Großer Unterschied zwischen 2015 und 2022
Dem entgegengesteuert hat bisher einzig Staatspräsident Andrzej Duda, der ähnlich wie sein ukrainischer Amtskollege Wolodymyr Selenskyj in der Krise mächtig an Format gewinnt. Anfang der Woche lud er den oppositionellen Warschauer Stadtpräsidenten und ehemaligen Herausforderer Rafal Traskowski zu sich ein, um gemeinsam die Lage in der Ukraine und der Flüchtlinge zu diskutieren und unbürokratische Lösungen zu finden.
Gegenüber der EU indes beweist die Kaczynski-Regierung nun eindrücklich, dass man 2015 den Wahlkampf zwar auf dem Rücken von Flüchtlingen und mit der Angstmache vor Arabern gewonnen haben mag, aber 2022 die Nachbarn und slawischen Brüder aus der Ukraine mit offenen Armen aufnimmt.
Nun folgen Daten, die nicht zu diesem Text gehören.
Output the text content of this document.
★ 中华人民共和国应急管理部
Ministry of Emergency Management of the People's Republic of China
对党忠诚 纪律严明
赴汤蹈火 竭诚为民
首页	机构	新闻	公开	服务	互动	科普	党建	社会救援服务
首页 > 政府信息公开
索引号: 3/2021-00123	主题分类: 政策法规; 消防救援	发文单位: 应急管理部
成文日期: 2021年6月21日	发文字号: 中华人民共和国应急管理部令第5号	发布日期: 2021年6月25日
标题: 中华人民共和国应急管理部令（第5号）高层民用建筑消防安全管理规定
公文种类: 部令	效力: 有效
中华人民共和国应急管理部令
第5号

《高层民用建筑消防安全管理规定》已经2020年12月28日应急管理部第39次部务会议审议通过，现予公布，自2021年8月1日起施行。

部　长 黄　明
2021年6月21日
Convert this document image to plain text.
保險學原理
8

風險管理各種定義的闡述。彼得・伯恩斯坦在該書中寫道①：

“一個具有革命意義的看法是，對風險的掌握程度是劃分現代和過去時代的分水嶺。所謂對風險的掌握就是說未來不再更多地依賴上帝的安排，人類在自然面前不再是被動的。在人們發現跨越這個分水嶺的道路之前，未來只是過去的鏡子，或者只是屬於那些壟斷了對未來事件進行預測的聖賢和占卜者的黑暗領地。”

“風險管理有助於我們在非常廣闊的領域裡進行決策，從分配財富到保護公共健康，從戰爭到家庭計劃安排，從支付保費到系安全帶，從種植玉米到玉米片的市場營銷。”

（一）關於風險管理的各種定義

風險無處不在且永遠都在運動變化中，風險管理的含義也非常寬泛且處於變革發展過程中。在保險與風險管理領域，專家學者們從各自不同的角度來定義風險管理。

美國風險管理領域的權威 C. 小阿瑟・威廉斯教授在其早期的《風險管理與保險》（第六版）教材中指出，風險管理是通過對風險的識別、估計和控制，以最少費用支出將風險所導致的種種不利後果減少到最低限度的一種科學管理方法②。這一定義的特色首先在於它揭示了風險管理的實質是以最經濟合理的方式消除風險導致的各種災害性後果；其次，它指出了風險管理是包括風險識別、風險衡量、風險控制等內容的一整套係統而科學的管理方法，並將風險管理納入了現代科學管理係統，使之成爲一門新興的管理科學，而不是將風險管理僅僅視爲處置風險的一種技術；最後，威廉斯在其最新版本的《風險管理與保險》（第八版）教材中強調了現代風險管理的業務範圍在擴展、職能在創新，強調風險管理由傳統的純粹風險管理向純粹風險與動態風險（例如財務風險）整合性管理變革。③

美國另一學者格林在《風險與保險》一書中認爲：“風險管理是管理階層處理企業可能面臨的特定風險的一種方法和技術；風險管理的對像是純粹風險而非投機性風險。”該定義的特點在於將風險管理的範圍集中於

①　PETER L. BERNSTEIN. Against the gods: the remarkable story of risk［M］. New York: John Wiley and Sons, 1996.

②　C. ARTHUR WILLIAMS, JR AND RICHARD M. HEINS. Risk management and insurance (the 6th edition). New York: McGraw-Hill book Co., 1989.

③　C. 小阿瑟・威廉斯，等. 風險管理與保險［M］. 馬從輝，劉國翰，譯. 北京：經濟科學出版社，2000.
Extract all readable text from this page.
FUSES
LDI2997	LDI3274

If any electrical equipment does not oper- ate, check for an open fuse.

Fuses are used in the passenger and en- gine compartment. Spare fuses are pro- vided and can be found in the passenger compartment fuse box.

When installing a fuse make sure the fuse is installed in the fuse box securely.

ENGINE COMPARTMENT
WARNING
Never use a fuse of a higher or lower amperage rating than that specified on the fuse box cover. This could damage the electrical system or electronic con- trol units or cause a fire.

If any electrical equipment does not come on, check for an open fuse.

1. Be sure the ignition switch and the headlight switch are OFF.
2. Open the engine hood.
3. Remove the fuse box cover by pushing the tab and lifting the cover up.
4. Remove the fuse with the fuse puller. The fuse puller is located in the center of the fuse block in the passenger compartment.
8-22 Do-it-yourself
Polen hat dabei bisher nicht einmal EU-Solidarität bei der Bewältigung der Flüchtlingskrise gefordert, sondern einfach selbst zugepackt und dies ebenso konsequent wie PiS damals, 2015, die ultimative Ablehnung einer Flüchtlingsverteilung via Quote lancierte.
All dies spielt im Supermarkt „Biedronka“ im verarmten Warschauer Stadtteil Praga keine Rolle. Hinter der Kasse stehen große Einkaufswagen, in die die Kunden Hygieneprodukte und Lebensmittel für die ukrainischen Flüchtlinge legen können. Ein Mann kauft gleich mehrere Schachteln „Vogelmilch“, eine Art polnische Pralinen, und deponiert sie dort.